UW News

May 6, 2004

High school students work at Union Bay

News and Information

The largest volunteer work party ever at the grounds of the UW’s Center for Urban Horticulture descended 150 strong

April 24 to weed out invasive species and help re-establish native plants.

Seattle area high school and college students with the Student Conservation Association, a national organization with a Seattle chapter and the motto of “changing lives through service to nature,” worked with UW students and faculty in sections of the Union Bay Natural Area, the grounds between the center’s buildings and Union Bay.
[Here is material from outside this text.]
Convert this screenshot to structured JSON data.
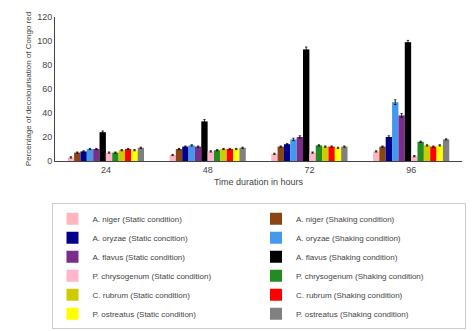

By the end of the day the students had covered troublesome reed canary grass with landscaping cloth and mulch and pulled five dump trucks-worth of invasives such as blackberries, scotch broom and a kind of deadly nightshade that grows in ponds at the site, according to Kern Ewing, professor of forest resources. They planted a couple hundred plants to help restore various areas.
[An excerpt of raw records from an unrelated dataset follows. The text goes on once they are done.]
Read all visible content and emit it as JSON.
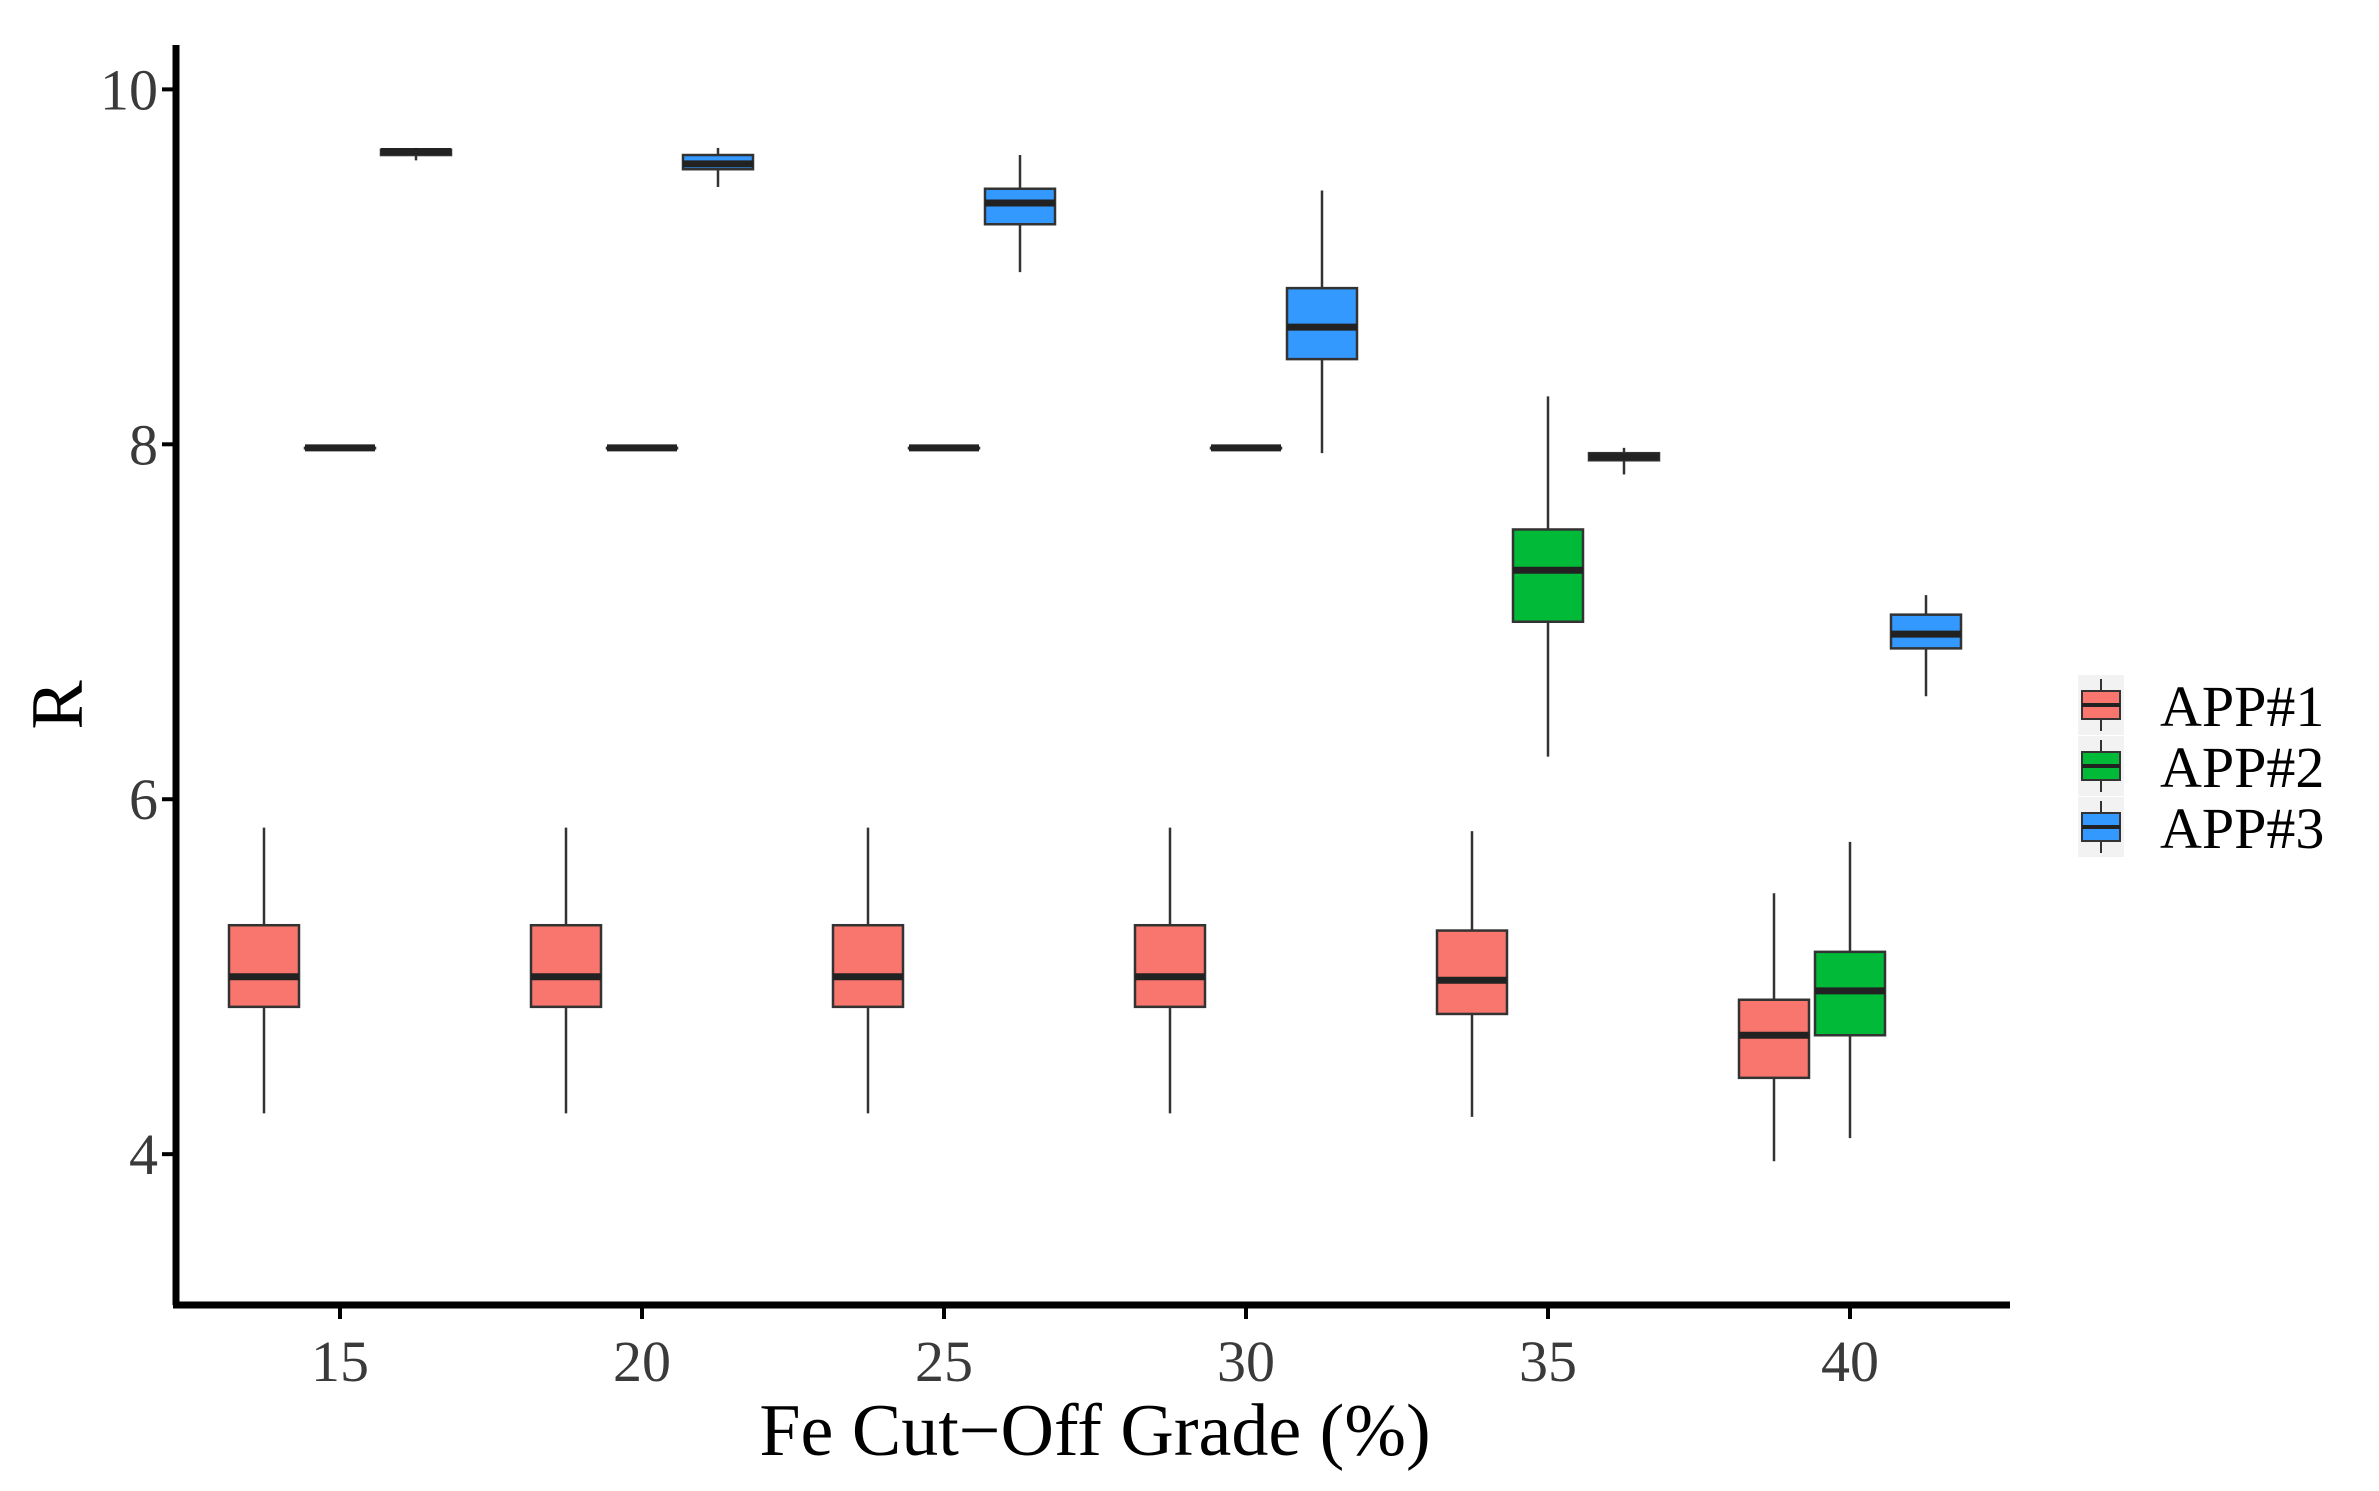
{
  "chart_data": {
    "type": "box",
    "xlabel": "Fe Cut−Off Grade (%)",
    "ylabel": "R",
    "categories": [
      "15",
      "20",
      "25",
      "30",
      "35",
      "40"
    ],
    "ylim": [
      3.15,
      10.25
    ],
    "yticks": [
      "4",
      "6",
      "8",
      "10"
    ],
    "grid": false,
    "legend_position": "right",
    "series": [
      {
        "name": "APP#1",
        "color": "#F8766D",
        "boxes": [
          {
            "min": 4.23,
            "q1": 4.83,
            "median": 5.0,
            "q3": 5.29,
            "max": 5.84
          },
          {
            "min": 4.23,
            "q1": 4.83,
            "median": 5.0,
            "q3": 5.29,
            "max": 5.84
          },
          {
            "min": 4.23,
            "q1": 4.83,
            "median": 5.0,
            "q3": 5.29,
            "max": 5.84
          },
          {
            "min": 4.23,
            "q1": 4.83,
            "median": 5.0,
            "q3": 5.29,
            "max": 5.84
          },
          {
            "min": 4.21,
            "q1": 4.79,
            "median": 4.98,
            "q3": 5.26,
            "max": 5.82
          },
          {
            "min": 3.96,
            "q1": 4.43,
            "median": 4.67,
            "q3": 4.87,
            "max": 5.47
          }
        ]
      },
      {
        "name": "APP#2",
        "color": "#00BA38",
        "boxes": [
          {
            "min": 7.98,
            "q1": 7.98,
            "median": 7.98,
            "q3": 7.98,
            "max": 7.98
          },
          {
            "min": 7.98,
            "q1": 7.98,
            "median": 7.98,
            "q3": 7.98,
            "max": 7.98
          },
          {
            "min": 7.98,
            "q1": 7.98,
            "median": 7.98,
            "q3": 7.98,
            "max": 7.98
          },
          {
            "min": 7.98,
            "q1": 7.98,
            "median": 7.98,
            "q3": 7.98,
            "max": 7.98
          },
          {
            "min": 6.24,
            "q1": 7.0,
            "median": 7.29,
            "q3": 7.52,
            "max": 8.27
          },
          {
            "min": 4.09,
            "q1": 4.67,
            "median": 4.92,
            "q3": 5.14,
            "max": 5.76
          }
        ]
      },
      {
        "name": "APP#3",
        "color": "#3399FF",
        "boxes": [
          {
            "min": 9.6,
            "q1": 9.63,
            "median": 9.65,
            "q3": 9.66,
            "max": 9.67
          },
          {
            "min": 9.45,
            "q1": 9.55,
            "median": 9.58,
            "q3": 9.63,
            "max": 9.67
          },
          {
            "min": 8.97,
            "q1": 9.24,
            "median": 9.36,
            "q3": 9.44,
            "max": 9.63
          },
          {
            "min": 7.95,
            "q1": 8.48,
            "median": 8.66,
            "q3": 8.88,
            "max": 9.43
          },
          {
            "min": 7.83,
            "q1": 7.91,
            "median": 7.93,
            "q3": 7.95,
            "max": 7.98
          },
          {
            "min": 6.58,
            "q1": 6.85,
            "median": 6.93,
            "q3": 7.04,
            "max": 7.15
          }
        ]
      }
    ]
  }
}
Ewing and Professor Sarah Reichard have taught a number of restoration and invasives classes using the Union Bay Natural Area as a laboratory. The Student Conservation Association youths working along the University Slough, for instance, followed an invasive species management plan developed by one of Reichard’s classes.

So much was accomplished and the event went so well that the center and the Student Conservation Association may make the workday an annual event, according to Fred Hoyt, manager of facilities and grounds at the CUH/WPA.